Bu temel gerçekten hareket ile, 'kömüre veda' planlarını çoktan açıklamış ülkeler, başta Almanya, tüm kömürle çalışan termik santrallerini devreye aldılar. Bu durum, AB'nin 'yeşil mutabakat', karbon ayak izinin azaltılması planlarını da geciktirecek ister istemez. Bu sürecin getireceği bir diğer sonuç, yine Almanya başta olmak üzere, 'nükleer enerji' ile vedalaşma planları ve adımları olan ülkelerin, nükleer enerjiyi tekrar enerji tedarik sürecinin bir parçası yapması. Nitekim, AB Komisyonu. Yeni nesil nükleer enerji yatırımlarını 'yeşil yatırım' kapsamına aldı. Küresel düzeyde, uzmanlar da son 1 yıldır 'nükleer enerji' denklemde olmadan, 'net-sıfır karbon' hedefininin tutturulmasının mümkün olmadığını sıklıkla ifade etmekteler. Önümüzdeki sonbahar ve kış, Avrupa'nın enerji ihtiyacının karşılanması noktasında, ulusal düzeyde ve Avrupa çapında termik santraller ve enerji tedarikçileri arasında sıkı bir işbirliğine birlikte şahit olacağız.

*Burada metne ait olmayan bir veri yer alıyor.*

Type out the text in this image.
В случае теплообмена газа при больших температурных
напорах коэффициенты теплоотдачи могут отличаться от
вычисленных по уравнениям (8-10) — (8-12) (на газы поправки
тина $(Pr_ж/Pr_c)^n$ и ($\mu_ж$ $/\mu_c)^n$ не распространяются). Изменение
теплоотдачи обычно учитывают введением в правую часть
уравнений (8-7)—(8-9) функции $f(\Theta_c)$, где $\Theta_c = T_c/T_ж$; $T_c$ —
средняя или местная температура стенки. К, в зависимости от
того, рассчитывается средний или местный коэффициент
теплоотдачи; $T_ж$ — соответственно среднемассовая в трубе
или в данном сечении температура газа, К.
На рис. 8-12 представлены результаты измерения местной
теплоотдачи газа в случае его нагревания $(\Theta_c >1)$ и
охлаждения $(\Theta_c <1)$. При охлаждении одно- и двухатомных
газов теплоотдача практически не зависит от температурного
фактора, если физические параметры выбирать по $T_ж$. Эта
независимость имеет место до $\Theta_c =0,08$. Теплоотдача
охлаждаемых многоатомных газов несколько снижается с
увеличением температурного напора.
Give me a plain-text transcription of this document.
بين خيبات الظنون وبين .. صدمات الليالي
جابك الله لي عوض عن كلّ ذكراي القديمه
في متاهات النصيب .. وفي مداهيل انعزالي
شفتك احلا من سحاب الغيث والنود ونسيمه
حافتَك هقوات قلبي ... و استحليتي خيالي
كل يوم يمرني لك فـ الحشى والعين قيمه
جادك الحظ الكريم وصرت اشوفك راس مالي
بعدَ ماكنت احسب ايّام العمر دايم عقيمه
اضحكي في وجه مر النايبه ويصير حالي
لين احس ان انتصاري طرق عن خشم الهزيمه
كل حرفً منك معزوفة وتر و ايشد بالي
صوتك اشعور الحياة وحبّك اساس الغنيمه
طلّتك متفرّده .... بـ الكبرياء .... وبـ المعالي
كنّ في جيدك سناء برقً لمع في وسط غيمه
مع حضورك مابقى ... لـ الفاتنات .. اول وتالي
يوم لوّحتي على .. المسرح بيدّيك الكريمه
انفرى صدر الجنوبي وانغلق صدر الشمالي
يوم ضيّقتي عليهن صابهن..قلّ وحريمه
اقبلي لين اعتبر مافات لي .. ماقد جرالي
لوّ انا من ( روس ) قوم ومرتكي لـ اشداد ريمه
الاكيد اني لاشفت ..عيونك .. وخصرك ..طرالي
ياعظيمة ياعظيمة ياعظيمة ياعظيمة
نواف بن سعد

Uluslararası Enerji Ajansı, üçüncü bir öneri olarak, 'tepe-tıraş' (peak-shaving) mekanizmasının da güçlendirilmesi gerektiğini belirtiyor. Bunun anlamı, pik traşlama, tepe tıraşlama veya tepe kesme için, pompalı su depolaması, pil depolaması ve/veya basınçlı hava enerji depolaması gibi teknik araçların kullanılmasına da ağırlık verilmesi. Ancak, bu metotların çoğu henüz yeni teknoloji ve yöntemler. IEA, bu önerisiyle Avrupa genelinde doğalgaz ve elektrik operatörleri arasında koordinasyonu geliştirmeyi öneriyor. Bu teknik metotlar sayesinde, daha düşük basınçla doğalgaz kullanımının elektrik güç sistemleri üzerindeki etkisinin sınırlanması umut ediliyor. Uluslararası Enerji Ajansı'nın dördüncü ve beşinci önerileri ise, tüm konutlarda iklimlendirme için yeni standartların ve kontrol metotlarının acilen geliştirilmesi ve uygulanması ile, tüm Avrupa genelinde ulusal enerji 'acil durum' acil planlarının birbiriyle uyumlu hale getirilmesi. İlke etapta da, tüm kamu binalarının iklimlendirme ve enerji tasarrufunda örnek üniteler olarak öne çıkması. Olası kriz, Avrupa'nın müşterek bir durum sergilemesini gerektiriyor. Bakalım, 'birleşik eylem' başarısı gösterilebilinecek mi?